Communication channels in the cellular environment commonly impose a combination of distorting effects on transmitted signals. Rayleigh fading, where a signal's perceived power level rises and falls rapidly over a wide range, results from the combination (interference) of signals that have traversed paths differing in length by at least a significant fraction of a wavelength (i.e., about 30 cm. for cellular). This type of interference is known as multi-path interference. Differences in path transmission times that approach the time taken to transmit a symbol result in a second problem called delay spread.
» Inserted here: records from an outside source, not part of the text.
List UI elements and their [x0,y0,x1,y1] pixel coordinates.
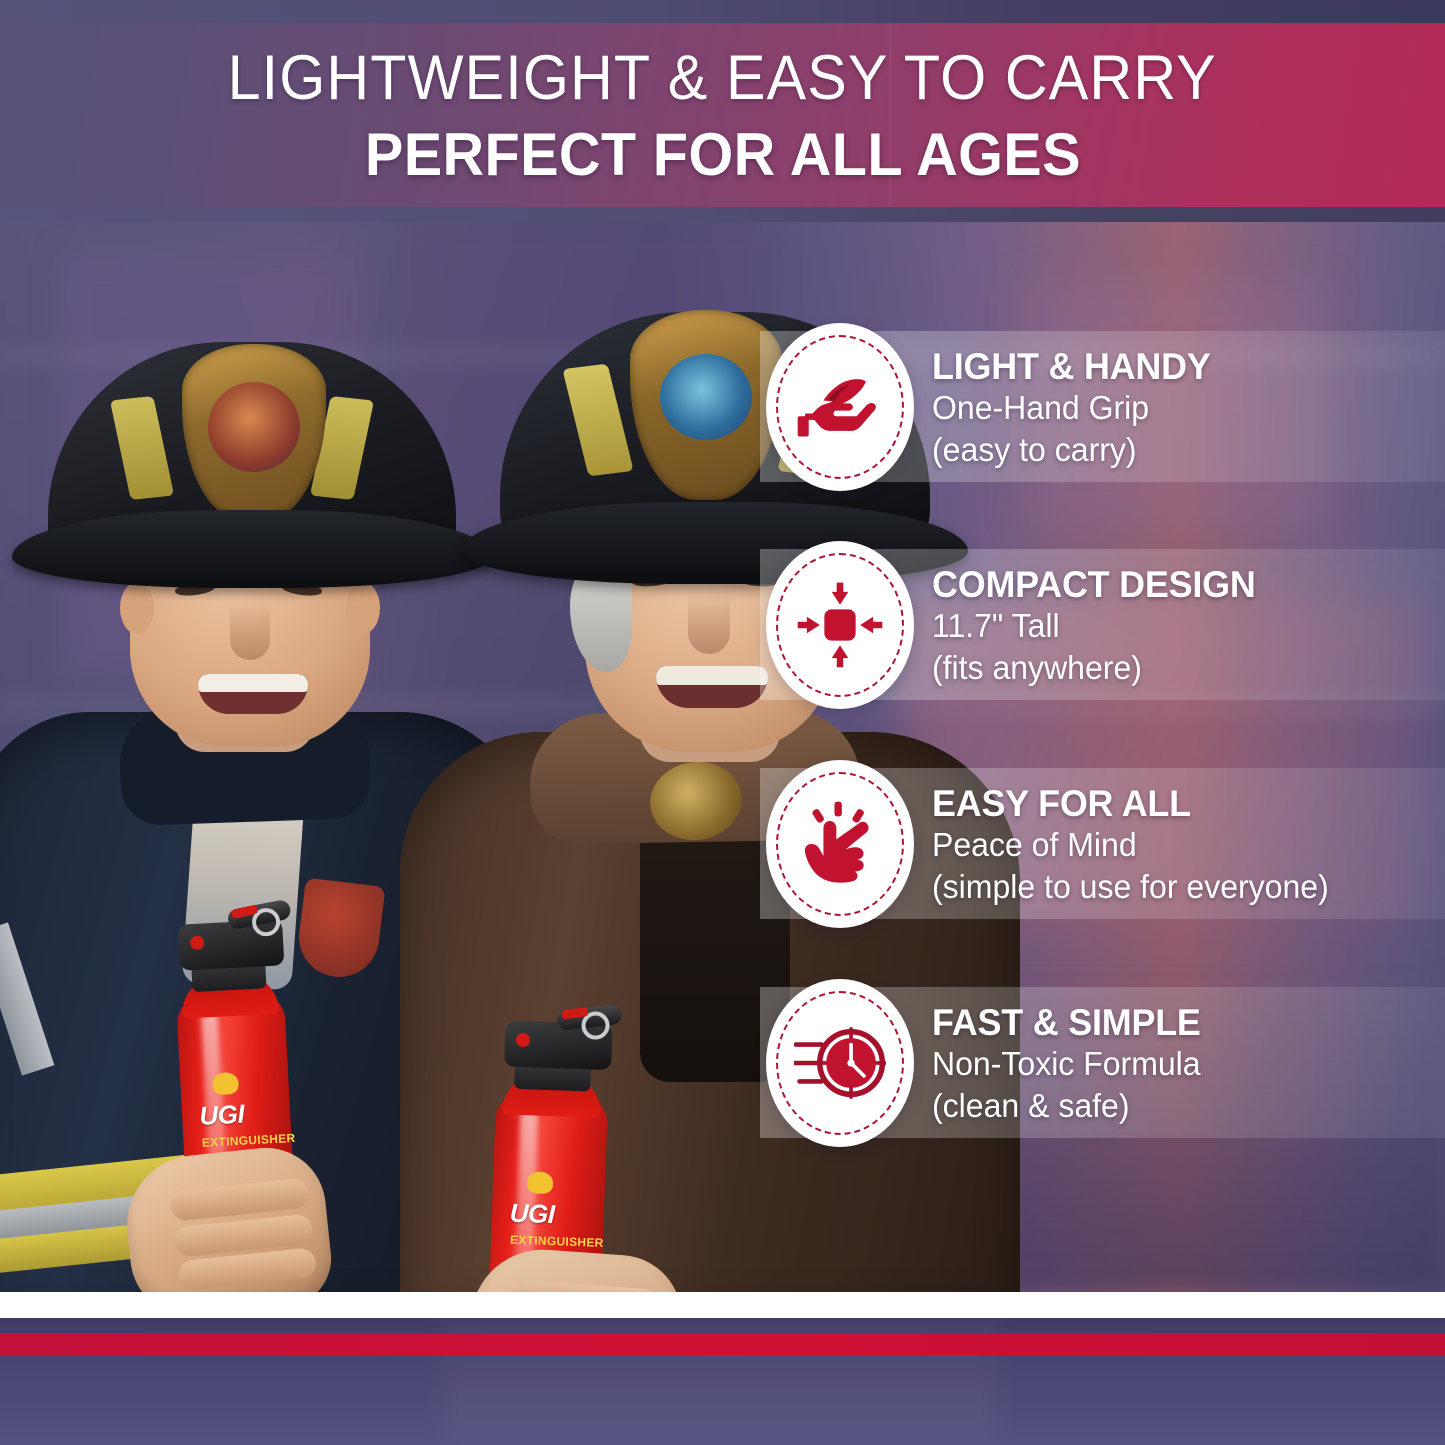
feature-4-line-2: (clean & safe) [932,1086,1430,1126]
feature-3-line-1: Peace of Mind [932,825,1430,865]
feature-compact-design: COMPACT DESIGN 11.7" Tall (fits anywhere… [766,540,1445,710]
extinguisher-left-flame-logo [212,1072,239,1095]
pointing-hand-tap-glyph [794,798,886,890]
extinguisher-right-flame-logo [526,1171,553,1194]
extinguisher-right-brand: UGI [509,1201,593,1229]
firefighter-right-nose [688,592,730,654]
feature-2-line-1: 11.7" Tall [932,606,1430,646]
compress-arrows-glyph [794,579,886,671]
header-banner: LIGHTWEIGHT & EASY TO CARRY PERFECT FOR … [0,23,1445,207]
footer-band [0,1318,1445,1445]
feature-1-line-1: One-Hand Grip [932,388,1430,428]
feature-2-line-2: (fits anywhere) [932,648,1430,688]
firefighter-left-ear-right [346,582,380,634]
feather-in-hand-glyph [794,361,886,453]
extinguisher-left-brand: UGI [199,1100,280,1129]
feature-fast-and-simple: FAST & SIMPLE Non-Toxic Formula (clean &… [766,978,1445,1148]
feature-2-title: COMPACT DESIGN [932,565,1430,604]
header-headline-primary: LIGHTWEIGHT & EASY TO CARRY [228,47,1217,110]
firefighter-right-smile [656,666,768,708]
pointing-hand-tap-icon [766,760,914,928]
firefighter-left-nose [230,602,270,660]
feature-1-line-2: (easy to carry) [932,430,1430,470]
feather-in-hand-icon [766,323,914,491]
fast-clock-glyph [794,1017,886,1109]
footer-red-stripe [0,1333,1445,1355]
feature-1-title: LIGHT & HANDY [932,347,1430,386]
feature-3-title: EASY FOR ALL [932,784,1430,823]
feature-easy-for-all: EASY FOR ALL Peace of Mind (simple to us… [766,759,1445,929]
fast-clock-icon [766,979,914,1147]
infographic-canvas: LIGHTWEIGHT & EASY TO CARRY PERFECT FOR … [0,0,1445,1445]
feature-4-title: FAST & SIMPLE [932,1003,1430,1042]
firefighter-left-smile [198,674,308,714]
header-bottom-strip [0,207,1445,222]
extinguisher-right-sublabel: EXTINGUISHER [510,1233,593,1250]
feature-light-and-handy: LIGHT & HANDY One-Hand Grip (easy to car… [766,322,1445,492]
top-accent-strip [0,0,1445,23]
header-headline-secondary: PERFECT FOR ALL AGES [365,125,1081,185]
lifestyle-photo: UGI EXTINGUISHER WJ620 130 UGI EXTINGUIS… [0,222,1445,1292]
feature-4-line-1: Non-Toxic Formula [932,1044,1430,1084]
compress-arrows-icon [766,541,914,709]
feature-3-line-2: (simple to use for everyone) [932,867,1430,907]
white-divider [0,1292,1445,1318]
firefighter-left-ear-left [120,582,154,634]
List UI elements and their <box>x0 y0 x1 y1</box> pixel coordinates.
Delay spread results in reception of multiple delayed replicas of a transmitted signal. Each Rayleigh faded replica has randomly distributed amplitude and phase, and the rate at which this complex quantity varies is constrained by the Doppler bandwidth associated with a vehicle's speed. In a frequency nonselective environment, the sampled outputs of a receiver's matched filter provides uncorrelated estimates of the transmitted data. As such, in terms of discrete time samples, the channel has exhibited an impulse response proportional to a delta function. With delay spread, on the other hand, the discrete time channel impulse response is extended to introduce energy at a number of symbol times. The effect of the channel on the transmitted signal, in turn, may be viewed as the convolution of the transmitted information with the channel's impulse response. The channel, therefore, emulates a convolutional coding process (encoder).
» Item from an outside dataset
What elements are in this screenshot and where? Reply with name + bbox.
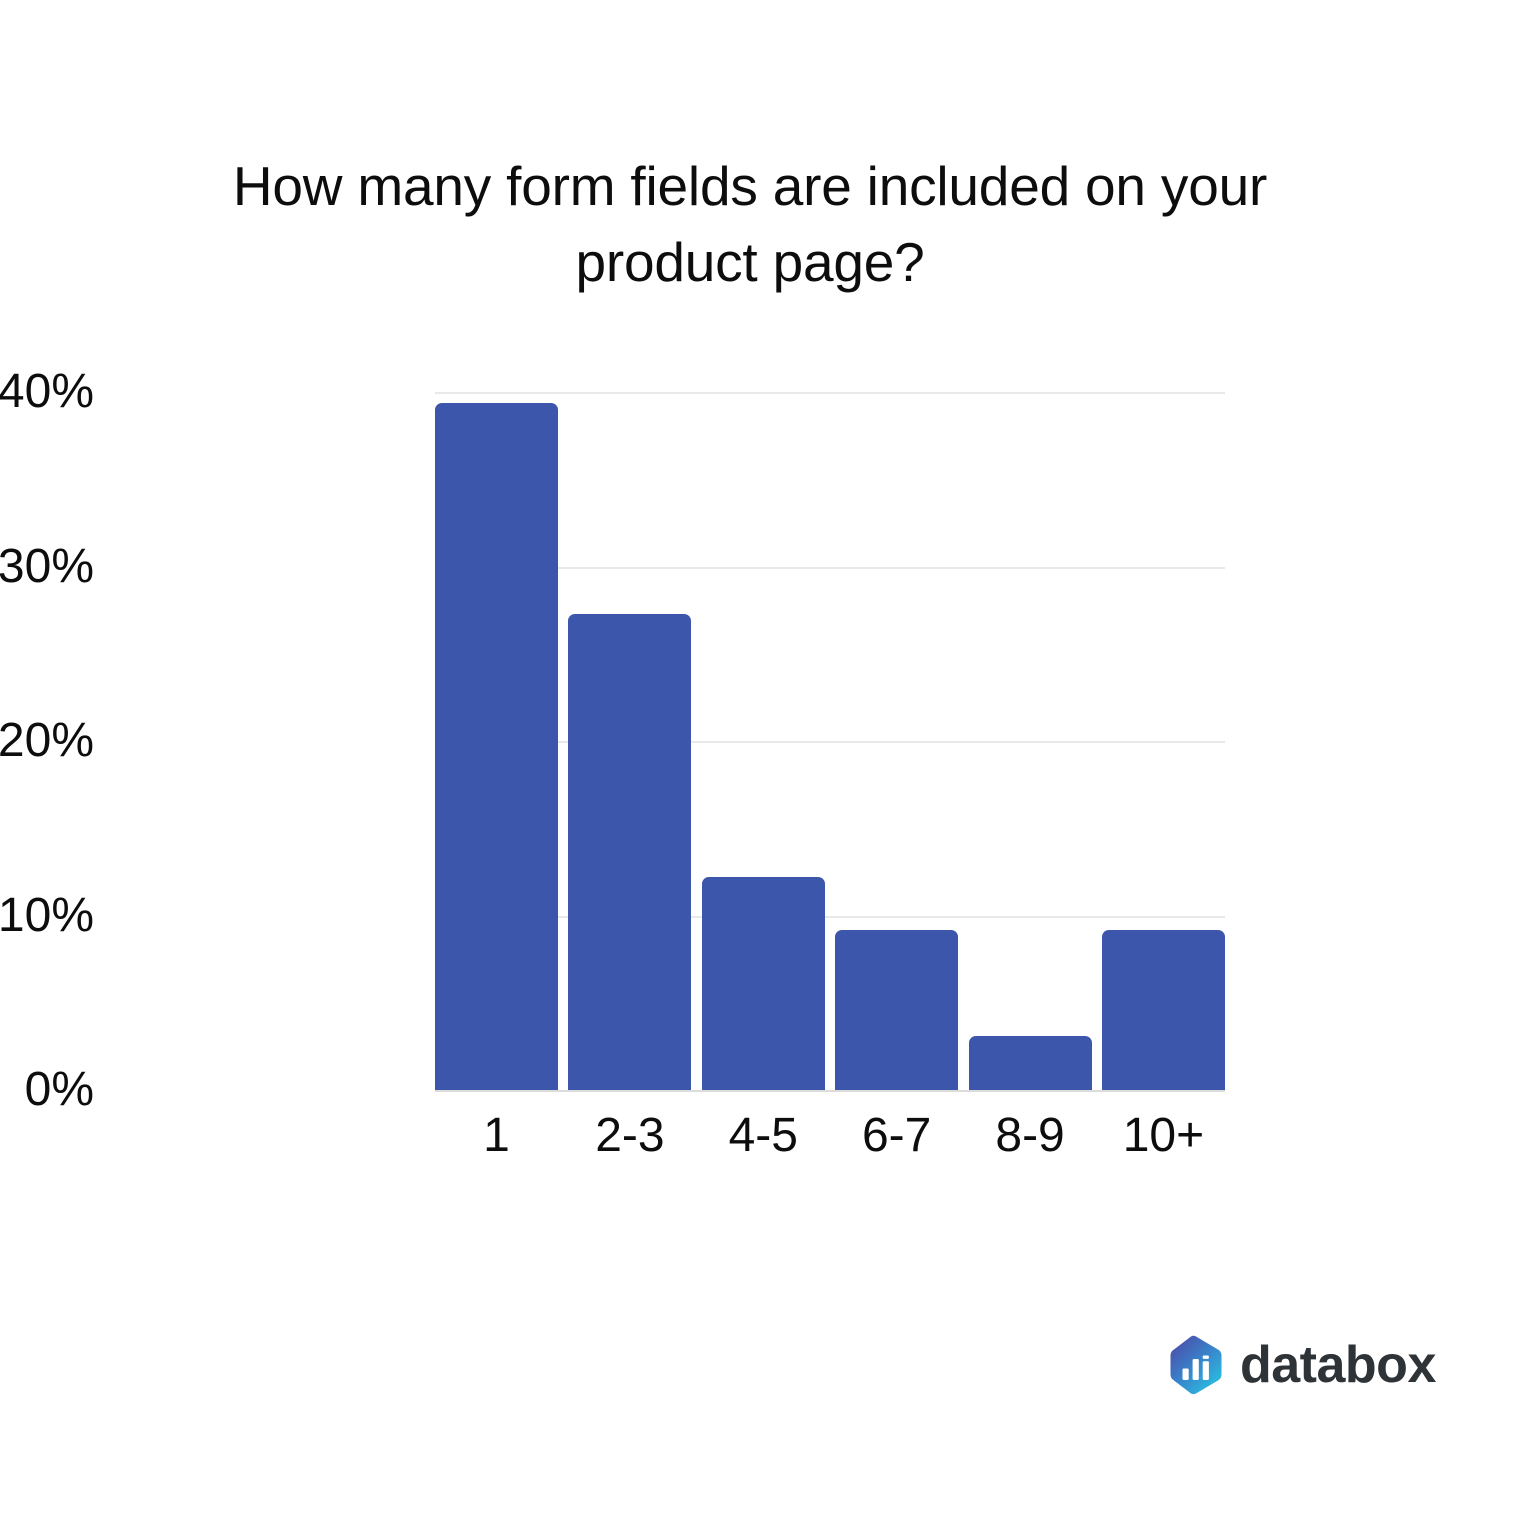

This leads to the possibility of estimating the transmitted information through the use of methods analogous to typical decoding of convolutional codes, i.e., maximum likelihood sequence estimation techniques. Unlike the more widely applied forward error correction decoding environment, the details of the encoding process in a reverse error correction decoding environment, are not known a priori by the receiver. Issues related to the need to estimate the form of the encoding process are addressed by this invention.
For the North American digital cellular system, a number of documents define the standards of implemented components. With respect to this invention, the following are of interest: "Dual-Mode Mobile Station-Base Station Compatibility Standard" denoted here as IS-54, EIA/TIA Project Number 2398, Rev. A January 1991 and "Recommended Minimum Performance Standards for 800 MHz Dual-Mode Mobile Stations", denoted here as IS-55, EIA/TIA Project Number 2216, April 1991, both of which are incorporated herein by reference.
It is therefore desirable to provide an enhancement to the processing performed by equalizers for use in mobile telephones that provides for system complexity reduction and that provides for better performance in a fading channel.
One example of an enhancement to the process performed by equalizers for use in mobile telephones is shown in U.S. Pat. No. 5,263,026 issued to Parr et al. (referred to hereinafter as the '026 patent), incorporated herein by reference. Problematically however, equalizers such as shown in the '026 patent, while providing significantly enhanced processing of signals under conditions where delay spread has distorted the signals, can significantly degrade the quality of the signals when delay spread is negligible.
Thus, what is needed is a cellular mobile telephone receiver system that includes an equalizer, but that can detect when equalization by the equalizer is not needed and/or is disadvantageous. Such cellular mobile telephone receiver should be able to eliminate (or disable) equalization by the equalizer in response to such determination by deselecting the equalizer when it is not desirable.
The present invention advantageously addresses the above and other needs.